What appeals most to former JCCF Fellow Jennifer Schmidt about academic science are the many facets of the work, especially teaching and having the intellectual freedom to explore different questions. While continuing the genomic imprinting work she started during her 1996-2000 post-doc with Princeton’s Shirley Tilghman, it’s only one of four research areas going on in her lab today at The University of Illinois at Chicago. “I have always had diverse interests,” says Schmidt, after summarizing how she came to study the reproductive genetics of whale sharks, “although I’m a molecular geneticist at heart.
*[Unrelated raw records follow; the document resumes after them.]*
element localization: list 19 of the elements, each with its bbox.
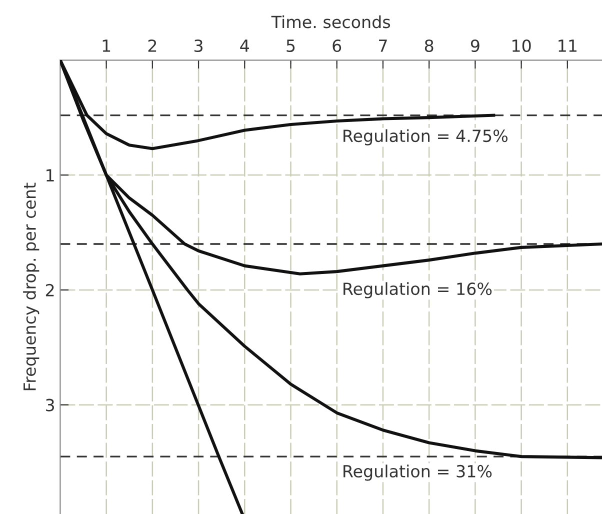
y-tick-label: 3: [46, 398, 54, 412]
annotation: Regulation = 16%: [344, 282, 492, 298]
y-tick-label: 2: [46, 284, 54, 296]
x-tick-label: 4: [240, 40, 250, 52]
x-tick-label: 8: [424, 39, 434, 52]
x-axis-title: Time. seconds: [271, 15, 390, 28]
x-tick-label: 3: [194, 39, 202, 52]
x-tick-label: 7: [379, 40, 387, 52]
x-tick-label: 9: [470, 39, 480, 52]
x-tick-label: 11: [558, 40, 576, 52]
x-tick-label: 6: [332, 39, 342, 52]
x-tick-label: 2: [148, 39, 156, 52]
x-tick-label: 1: [102, 40, 110, 52]
annotation: Regulation = 31%: [344, 464, 492, 481]
x-tick-label: 5: [286, 40, 295, 52]
x-tick-label: 10: [512, 39, 531, 52]
y-tick-label: 1: [46, 169, 54, 182]
annotation: Regulation = 4.75%: [344, 129, 508, 146]
y-axis-title: Frequency drop. per cent: [23, 182, 40, 390]
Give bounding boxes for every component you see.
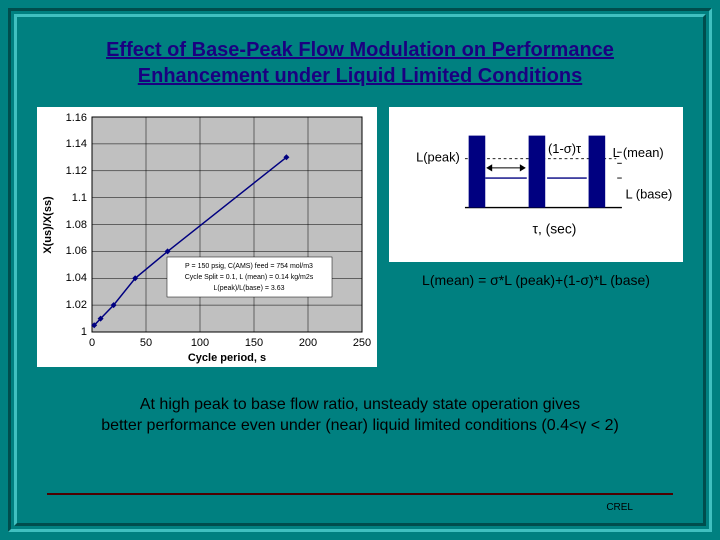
base-marks xyxy=(617,178,622,208)
pulse-bar-1 xyxy=(469,136,486,208)
title-line1: Effect of Base-Peak Flow Modulation on P… xyxy=(106,39,614,61)
pulse-svg: L(peak) (1-σ)τ L (mean) L (base) τ, (sec… xyxy=(393,111,679,258)
svg-text:1.08: 1.08 xyxy=(66,219,87,231)
chart-yticks: 1 1.02 1.04 1.06 1.08 1.1 1.12 1.14 1.16 xyxy=(66,112,87,338)
svg-text:1.04: 1.04 xyxy=(66,272,87,284)
svg-text:P = 150 psig, C(AMS) feed = 75: P = 150 psig, C(AMS) feed = 754 mol/m3 xyxy=(185,263,313,270)
caption: At high peak to base flow ratio, unstead… xyxy=(37,395,683,437)
gap-label: (1-σ)τ xyxy=(548,141,581,156)
gap-arrow xyxy=(487,165,525,171)
content-row: 1 1.02 1.04 1.06 1.08 1.1 1.12 1.14 1.16… xyxy=(37,107,683,367)
svg-text:1.02: 1.02 xyxy=(66,299,87,311)
svg-text:Cycle Split = 0.1, L (mean) =: Cycle Split = 0.1, L (mean) = 0.14 kg/m2… xyxy=(185,274,314,281)
svg-text:1: 1 xyxy=(81,326,87,338)
l-base-label: L (base) xyxy=(625,186,672,201)
l-peak-label: L(peak) xyxy=(416,149,460,164)
svg-text:50: 50 xyxy=(140,337,152,349)
svg-text:200: 200 xyxy=(299,337,317,349)
slide-title: Effect of Base-Peak Flow Modulation on P… xyxy=(37,37,683,89)
chart-xticks: 0 50 100 150 200 250 xyxy=(89,337,371,349)
svg-text:L(peak)/L(base) = 3.63: L(peak)/L(base) = 3.63 xyxy=(213,285,284,292)
title-line2: Enhancement under Liquid Limited Conditi… xyxy=(138,65,582,87)
svg-text:0: 0 xyxy=(89,337,95,349)
caption-line2: better performance even under (near) liq… xyxy=(101,417,619,434)
chart-panel: 1 1.02 1.04 1.06 1.08 1.1 1.12 1.14 1.16… xyxy=(37,107,377,367)
crel-label: CREL xyxy=(606,502,633,513)
equation-text: L(mean) = σ*L (peak)+(1-σ)*L (base) xyxy=(389,272,683,288)
pulse-bar-3 xyxy=(589,136,606,208)
pulse-bar-2 xyxy=(529,136,546,208)
chart-ylabel: X(us)/X(ss) xyxy=(42,196,54,254)
svg-text:1.1: 1.1 xyxy=(72,192,87,204)
pulse-panel: L(peak) (1-σ)τ L (mean) L (base) τ, (sec… xyxy=(389,107,683,262)
slide-content: Effect of Base-Peak Flow Modulation on P… xyxy=(14,14,706,526)
chart-svg: 1 1.02 1.04 1.06 1.08 1.1 1.12 1.14 1.16… xyxy=(37,107,377,367)
tau-axis: τ, (sec) xyxy=(533,220,577,236)
svg-text:1.14: 1.14 xyxy=(66,138,87,150)
bottom-rule xyxy=(47,493,673,495)
svg-text:1.06: 1.06 xyxy=(66,245,87,257)
svg-text:1.16: 1.16 xyxy=(66,112,87,124)
svg-text:150: 150 xyxy=(245,337,263,349)
svg-text:100: 100 xyxy=(191,337,209,349)
caption-line1: At high peak to base flow ratio, unstead… xyxy=(140,396,580,413)
chart-xlabel: Cycle period, s xyxy=(188,352,266,364)
svg-text:1.12: 1.12 xyxy=(66,165,87,177)
svg-text:250: 250 xyxy=(353,337,371,349)
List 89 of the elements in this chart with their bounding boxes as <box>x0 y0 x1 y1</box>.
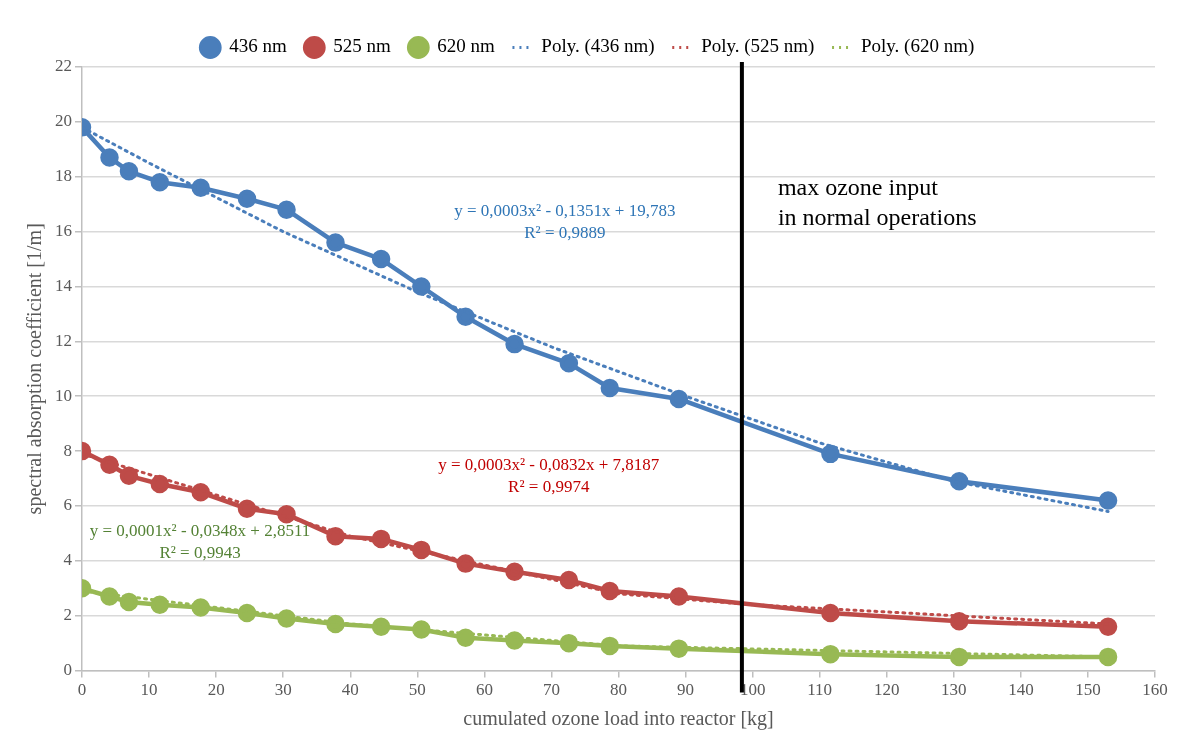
point <box>600 378 620 398</box>
x-tick-label: 60 <box>475 680 493 700</box>
x-tick-label: 160 <box>1142 680 1168 700</box>
y-tick-label: 22 <box>55 56 72 76</box>
x-tick-label: 110 <box>807 680 833 700</box>
point <box>505 631 524 650</box>
point <box>119 162 139 181</box>
point <box>949 472 969 491</box>
x-tick-label: 30 <box>274 680 292 700</box>
x-tick-label: 20 <box>207 680 225 700</box>
point <box>412 540 431 560</box>
point <box>505 334 524 354</box>
point <box>100 148 119 167</box>
x-tick-label: 100 <box>739 680 766 700</box>
y-tick-label: 0 <box>63 660 72 680</box>
legend-label: Poly. (620 nm) <box>860 35 975 58</box>
point <box>600 581 620 601</box>
point <box>326 526 345 546</box>
x-tick-label: 50 <box>408 680 426 700</box>
y-tick-label: 16 <box>55 221 72 241</box>
x-tick-label: 70 <box>542 680 560 700</box>
point <box>150 172 170 192</box>
point <box>1098 647 1118 667</box>
point <box>150 474 170 494</box>
y-axis-title: spectral absorption coefficient [1/m] <box>23 223 47 515</box>
y-tick-label: 8 <box>63 440 72 460</box>
point <box>669 587 689 606</box>
point <box>559 570 579 590</box>
y-tick-label: 12 <box>55 330 72 350</box>
point <box>277 609 296 628</box>
point <box>119 592 139 612</box>
point <box>277 504 296 524</box>
y-tick-label: 4 <box>63 550 73 570</box>
y-tick-label: 2 <box>63 605 72 625</box>
point <box>119 466 139 486</box>
point <box>326 233 345 252</box>
point <box>100 587 119 606</box>
x-tick-label: 0 <box>77 680 87 700</box>
legend-label: Poly. (436 nm) <box>541 35 655 58</box>
point <box>237 189 257 208</box>
legend-label: 525 nm <box>333 35 392 57</box>
point <box>1098 491 1118 510</box>
point <box>600 636 620 656</box>
point <box>371 529 391 549</box>
point <box>559 633 579 653</box>
point <box>456 628 475 647</box>
point <box>371 249 391 269</box>
point <box>669 639 689 658</box>
y-tick-label: 14 <box>55 275 73 295</box>
x-tick-label: 140 <box>1008 680 1034 700</box>
point <box>412 277 431 296</box>
annotation: y = 0,0003x² - 0,1351x + 19,783 R² = 0,9889 <box>454 201 676 243</box>
legend-label: 620 nm <box>437 35 496 57</box>
point <box>949 647 969 667</box>
x-tick-label: 90 <box>677 680 695 700</box>
point <box>191 483 210 502</box>
y-tick-label: 10 <box>55 385 72 405</box>
ref-line-label: max ozone input in normal operations <box>777 174 977 230</box>
point <box>1098 617 1118 636</box>
point <box>821 444 840 464</box>
point <box>669 389 689 409</box>
y-tick-label: 6 <box>63 495 72 515</box>
x-tick-label: 80 <box>610 680 627 700</box>
x-tick-label: 130 <box>941 680 967 700</box>
point <box>456 554 475 573</box>
point <box>456 307 475 326</box>
annotation: y = 0,0003x² - 0,0832x + 7,8187 R² = 0,9974 <box>438 454 660 496</box>
x-tick-label: 150 <box>1075 680 1101 700</box>
point <box>559 354 579 373</box>
y-tick-label: 18 <box>55 166 72 186</box>
point <box>237 603 257 623</box>
annotation: y = 0,0001x² - 0,0348x + 2,8511 R² = 0,9943 <box>89 521 311 563</box>
x-tick-label: 10 <box>140 680 158 700</box>
x-tick-label: 120 <box>874 680 900 700</box>
point <box>277 200 296 219</box>
point <box>191 598 210 617</box>
point <box>326 614 345 634</box>
x-tick-label: 40 <box>341 680 359 700</box>
point <box>237 499 257 518</box>
y-tick-label: 20 <box>55 111 72 131</box>
point <box>150 595 170 614</box>
x-axis-title: cumulated ozone load into reactor [kg] <box>463 707 774 731</box>
legend-label: Poly. (525 nm) <box>701 35 815 58</box>
point <box>821 603 840 623</box>
legend-label: 436 nm <box>229 35 288 57</box>
point <box>949 611 969 631</box>
point <box>371 617 391 636</box>
point <box>412 620 431 639</box>
point <box>821 644 840 664</box>
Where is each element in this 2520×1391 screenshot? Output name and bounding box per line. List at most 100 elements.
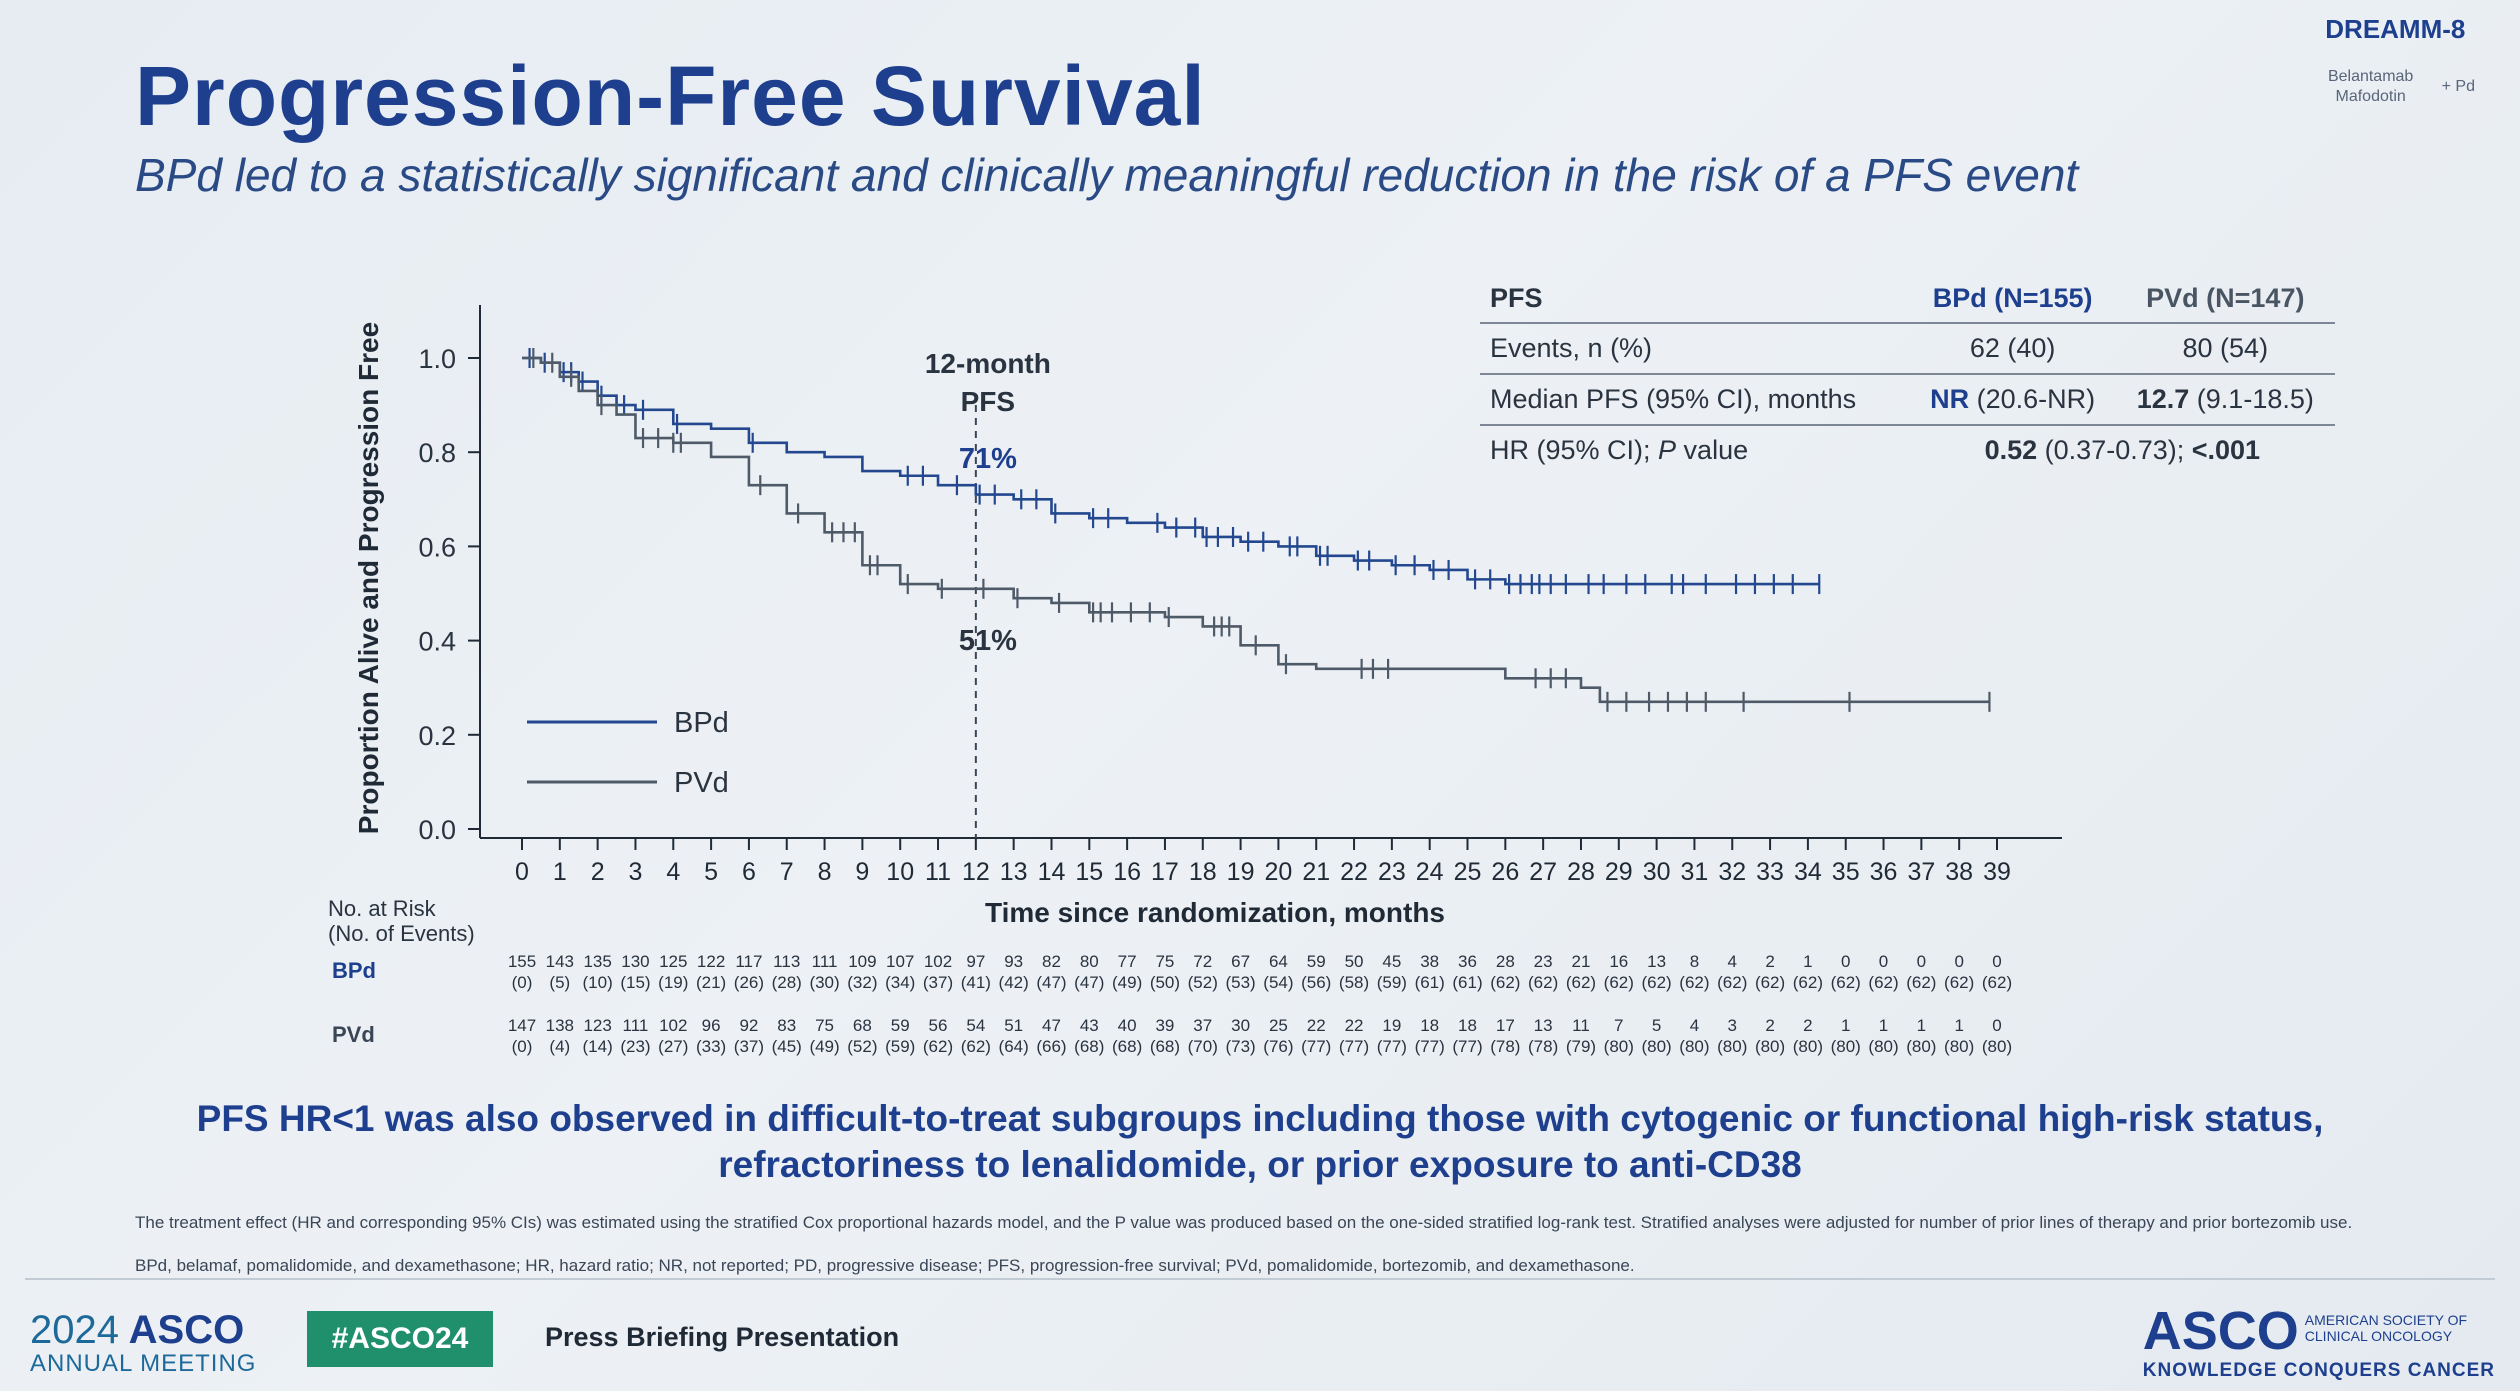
x-tick-label: 32 bbox=[1718, 858, 1746, 886]
risk-events-pvd: (80) bbox=[1679, 1037, 1710, 1056]
risk-at-risk-bpd: 28 bbox=[1495, 952, 1515, 971]
series-line-bpd bbox=[522, 356, 1820, 586]
risk-at-risk-bpd: 36 bbox=[1458, 952, 1477, 971]
risk-at-risk-pvd: 0 bbox=[1992, 1016, 2002, 1035]
risk-at-risk-bpd: 0 bbox=[1840, 952, 1851, 971]
page-title: Progression-Free Survival bbox=[135, 49, 1206, 143]
median-pvd: 12.7 (9.1-18.5) bbox=[2115, 374, 2335, 426]
x-tick-label: 38 bbox=[1945, 858, 1973, 886]
x-tick-label: 24 bbox=[1416, 858, 1444, 886]
x-tick-label: 16 bbox=[1113, 858, 1141, 886]
risk-events-bpd: (50) bbox=[1149, 973, 1181, 992]
x-tick-label: 33 bbox=[1756, 858, 1784, 886]
risk-events-bpd: (62) bbox=[1641, 973, 1672, 992]
table-header-bpd: BPd (N=155) bbox=[1909, 275, 2116, 324]
risk-events-bpd: (37) bbox=[922, 973, 954, 992]
risk-events-pvd: (68) bbox=[1149, 1037, 1181, 1056]
x-tick-label: 8 bbox=[818, 858, 832, 886]
x-tick-label: 11 bbox=[925, 858, 951, 886]
risk-at-risk-bpd: 80 bbox=[1079, 952, 1099, 971]
risk-at-risk-pvd: 96 bbox=[701, 1016, 721, 1035]
risk-at-risk-pvd: 13 bbox=[1533, 1016, 1553, 1035]
risk-at-risk-pvd: 30 bbox=[1231, 1016, 1251, 1035]
risk-at-risk-bpd: 107 bbox=[886, 952, 915, 971]
risk-events-bpd: (19) bbox=[658, 973, 689, 992]
events-bpd: 62 (40) bbox=[1909, 323, 2116, 375]
risk-events-pvd: (77) bbox=[1452, 1037, 1483, 1056]
risk-at-risk-pvd: 83 bbox=[777, 1016, 797, 1035]
risk-events-pvd: (77) bbox=[1414, 1037, 1445, 1056]
x-tick-label: 19 bbox=[1227, 858, 1255, 886]
risk-events-pvd: (80) bbox=[1792, 1037, 1823, 1056]
asco-logo: ASCO AMERICAN SOCIETY OF CLINICAL ONCOLOGY… bbox=[2142, 1301, 2495, 1381]
risk-events-bpd: (56) bbox=[1301, 973, 1332, 992]
risk-at-risk-pvd: 1 bbox=[1840, 1016, 1851, 1035]
risk-events-bpd: (0) bbox=[511, 973, 533, 992]
risk-events-pvd: (80) bbox=[1944, 1037, 1975, 1056]
risk-events-bpd: (49) bbox=[1112, 973, 1143, 992]
legend-label-bpd: BPd bbox=[674, 707, 729, 739]
risk-at-risk-pvd: 54 bbox=[966, 1016, 986, 1035]
risk-events-pvd: (52) bbox=[847, 1037, 878, 1056]
x-tick-label: 25 bbox=[1454, 858, 1482, 886]
risk-at-risk-bpd: 77 bbox=[1117, 952, 1137, 971]
risk-at-risk-bpd: 13 bbox=[1647, 952, 1667, 971]
risk-at-risk-bpd: 125 bbox=[659, 952, 688, 971]
risk-at-risk-pvd: 18 bbox=[1458, 1016, 1477, 1035]
row-label: Median PFS (95% CI), months bbox=[1480, 374, 1910, 426]
x-tick-label: 26 bbox=[1491, 858, 1519, 886]
y-axis-label: Proportion Alive and Progression Free bbox=[353, 322, 384, 834]
risk-events-pvd: (33) bbox=[695, 1037, 727, 1056]
x-tick-label: 10 bbox=[886, 858, 914, 886]
risk-events-bpd: (61) bbox=[1452, 973, 1483, 992]
risk-at-risk-bpd: 0 bbox=[1878, 952, 1889, 971]
risk-at-risk-bpd: 135 bbox=[583, 952, 612, 971]
risk-at-risk-pvd: 5 bbox=[1651, 1016, 1662, 1035]
risk-events-bpd: (10) bbox=[582, 973, 613, 992]
table-row: Events, n (%) 62 (40) 80 (54) bbox=[1480, 323, 2335, 375]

That’s the common theme in all of our work.”

Keeping every project moving forward, Schmidt says that the most promising project at present is a mouse model for congenital hydrocephalus. A poorly understood disease, hydrocephalus occurs in about 1 in 500 children and leads to increasing neuronal loss, disability, and death. Schmidt developed the model for hydrocephalus while trying to map the regulatory elements of the imprinted Dlk1 gene. “The Dlk1 experiment actually failed,” Schmidt recalls, “as the best serendipitous experiments often do.”

“We created, unintentionally, a very good enhancer trap in the mouse,” says Schmidt, “and our transgene inserted directly into the center of an unstudied gene that appears to be involved in brain development and is important for fluid balance within the brain,” disrupting the endogenous gene’s function. “All the mice that have the transgene in that location go on to develop hydrocephalus as quite young animals.  It’s an ideal model for studying human hydrocephalus,” says Schmidt, who is now talking with clinicians about the project: “So we didn’t start out to study hydrocephalus, but now we have the possibility to make a big impact on human health.  It’s a classic case of serendipity.”